Despite a close call in the Windy City, T.S. eventually does make it to D.C. and the Smithsonian's Emerald City, where he makes the most of his chance to explain his craft to the capital's finest scientific minds:
"Many people have asked me why I spend all my time drawing maps instead of playing outside with other boys my age. My father, who is a rancher from Montana, does not really understand me. I try to show him how maps can be useful in his line of work, but he doesn't listen. My mother is a scientist like you people ... . But you know what is strange? Even though she is a scientist, she still doesn't understand me. She doesn't really see the purpose of mapping all the people I meet, all the places I see, everything that I have ever witnessed or read about. But I don't want to die without having taken a crack at figuring out how the whole thing fits together."
However, he soon begins to wonder if these patrons, and even their science, are all they're cracked up to be. At one point, we see a sidebar excerpt from one of his notebooks about what marks the transition from child to adult, where he observes, "You were an adult if you: 1. Took naps for no reason. 2. Didn't get excited about Christmas. ... 9. Were suspicious of children and their motives. 10. Didn't get excited about anything." Later, his enthusiastic and heart-tugging Smithsonian speech notwithstanding, he confesses privately to his notebook that he isn't quite as firm a believer in his maps as he lets on:
"When you drew a map of something, this something then became true, at least in the world of the map. But wasn't the world of the map never the same as the world of the world? So no map-truths were ever truth-truths. I was in a dead-end profession. I think I knew I was in a dead-end profession, and the dead-endedness was what made it so attractive. In my heart of hearts, there was a certain comfort in knowing that I was doomed to failure."

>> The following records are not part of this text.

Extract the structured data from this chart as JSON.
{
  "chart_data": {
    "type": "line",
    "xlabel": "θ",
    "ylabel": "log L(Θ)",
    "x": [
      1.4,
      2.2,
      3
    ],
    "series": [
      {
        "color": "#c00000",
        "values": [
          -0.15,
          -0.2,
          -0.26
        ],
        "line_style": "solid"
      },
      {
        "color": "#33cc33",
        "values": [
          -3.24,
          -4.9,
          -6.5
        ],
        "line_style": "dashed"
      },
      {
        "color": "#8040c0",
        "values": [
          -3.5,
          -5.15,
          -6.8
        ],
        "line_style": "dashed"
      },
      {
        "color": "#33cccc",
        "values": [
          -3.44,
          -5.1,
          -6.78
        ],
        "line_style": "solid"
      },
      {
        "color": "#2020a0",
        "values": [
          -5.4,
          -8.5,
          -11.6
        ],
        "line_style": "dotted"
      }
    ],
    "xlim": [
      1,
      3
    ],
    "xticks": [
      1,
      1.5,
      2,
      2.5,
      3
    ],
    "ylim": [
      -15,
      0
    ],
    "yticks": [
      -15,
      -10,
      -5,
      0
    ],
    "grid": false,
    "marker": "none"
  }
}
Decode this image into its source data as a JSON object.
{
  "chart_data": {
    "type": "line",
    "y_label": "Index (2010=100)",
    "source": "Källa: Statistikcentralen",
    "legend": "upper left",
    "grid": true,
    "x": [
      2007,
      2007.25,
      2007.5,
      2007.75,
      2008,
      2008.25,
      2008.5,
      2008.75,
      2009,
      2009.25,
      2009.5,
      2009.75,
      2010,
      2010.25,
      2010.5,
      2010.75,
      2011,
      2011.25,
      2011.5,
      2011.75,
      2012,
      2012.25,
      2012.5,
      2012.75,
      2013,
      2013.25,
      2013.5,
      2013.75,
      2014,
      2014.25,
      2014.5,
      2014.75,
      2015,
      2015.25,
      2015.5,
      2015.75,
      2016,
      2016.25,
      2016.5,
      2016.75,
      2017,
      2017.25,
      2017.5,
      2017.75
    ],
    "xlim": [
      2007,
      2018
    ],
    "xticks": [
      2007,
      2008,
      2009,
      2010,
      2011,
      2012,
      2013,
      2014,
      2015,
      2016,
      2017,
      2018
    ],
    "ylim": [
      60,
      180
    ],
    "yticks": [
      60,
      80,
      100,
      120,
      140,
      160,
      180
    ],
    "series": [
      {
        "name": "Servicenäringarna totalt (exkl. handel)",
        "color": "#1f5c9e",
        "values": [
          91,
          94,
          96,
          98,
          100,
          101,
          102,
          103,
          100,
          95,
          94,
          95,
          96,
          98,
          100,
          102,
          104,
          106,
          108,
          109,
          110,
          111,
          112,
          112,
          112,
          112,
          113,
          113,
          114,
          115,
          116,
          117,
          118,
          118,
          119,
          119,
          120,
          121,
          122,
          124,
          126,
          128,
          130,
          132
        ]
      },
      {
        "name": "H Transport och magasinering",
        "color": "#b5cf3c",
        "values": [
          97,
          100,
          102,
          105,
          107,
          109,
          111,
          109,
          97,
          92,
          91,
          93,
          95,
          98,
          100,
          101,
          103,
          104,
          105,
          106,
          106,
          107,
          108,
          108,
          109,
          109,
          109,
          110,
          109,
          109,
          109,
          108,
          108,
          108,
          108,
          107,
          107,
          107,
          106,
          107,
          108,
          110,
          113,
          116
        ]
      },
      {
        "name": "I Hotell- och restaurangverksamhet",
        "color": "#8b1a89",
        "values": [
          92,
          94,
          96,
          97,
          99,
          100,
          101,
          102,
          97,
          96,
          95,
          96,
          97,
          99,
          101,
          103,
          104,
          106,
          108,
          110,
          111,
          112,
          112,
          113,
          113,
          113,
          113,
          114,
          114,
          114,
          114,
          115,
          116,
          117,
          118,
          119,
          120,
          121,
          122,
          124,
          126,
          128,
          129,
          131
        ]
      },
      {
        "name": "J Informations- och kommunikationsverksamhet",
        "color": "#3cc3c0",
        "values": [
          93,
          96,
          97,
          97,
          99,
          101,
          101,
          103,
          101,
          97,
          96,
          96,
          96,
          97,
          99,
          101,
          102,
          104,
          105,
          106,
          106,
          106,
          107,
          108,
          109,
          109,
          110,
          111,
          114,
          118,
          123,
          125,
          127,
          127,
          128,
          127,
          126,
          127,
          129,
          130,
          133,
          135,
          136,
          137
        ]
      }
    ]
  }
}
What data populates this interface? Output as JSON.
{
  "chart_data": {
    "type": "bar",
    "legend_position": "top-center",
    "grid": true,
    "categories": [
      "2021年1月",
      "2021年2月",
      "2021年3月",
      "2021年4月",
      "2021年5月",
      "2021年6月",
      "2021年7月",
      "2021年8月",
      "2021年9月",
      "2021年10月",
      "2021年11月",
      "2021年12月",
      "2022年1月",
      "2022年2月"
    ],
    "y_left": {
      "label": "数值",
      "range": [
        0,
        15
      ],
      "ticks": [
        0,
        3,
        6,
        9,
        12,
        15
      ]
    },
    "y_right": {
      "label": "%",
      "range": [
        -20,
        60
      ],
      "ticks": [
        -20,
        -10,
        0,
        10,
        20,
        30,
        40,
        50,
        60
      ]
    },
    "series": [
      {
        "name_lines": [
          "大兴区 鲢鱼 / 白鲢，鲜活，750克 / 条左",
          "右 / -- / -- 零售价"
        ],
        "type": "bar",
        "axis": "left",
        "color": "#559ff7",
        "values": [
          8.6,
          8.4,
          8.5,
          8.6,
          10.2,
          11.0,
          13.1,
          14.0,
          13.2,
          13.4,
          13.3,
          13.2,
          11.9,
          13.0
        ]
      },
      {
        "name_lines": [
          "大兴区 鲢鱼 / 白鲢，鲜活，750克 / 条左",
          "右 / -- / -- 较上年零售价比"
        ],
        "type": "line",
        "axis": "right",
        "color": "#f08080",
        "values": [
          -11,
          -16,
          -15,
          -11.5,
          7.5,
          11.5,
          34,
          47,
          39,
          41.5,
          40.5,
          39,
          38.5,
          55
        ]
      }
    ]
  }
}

For the most part, this is a (pardon the pun) novel and fascinating story, with a lot to say about family, growing up, scholarship, and loneliness. Without giving too much away, I do take issue with some of the goings-on in the Washington, D.C. segment of the book; there's a whole subplot that turns up here that frankly, just seemed tacked-on and silly ... a disappointing wrinkle in an otherwise-exceptional story. This hardly spoils the effect, though; this is a gorgeous book.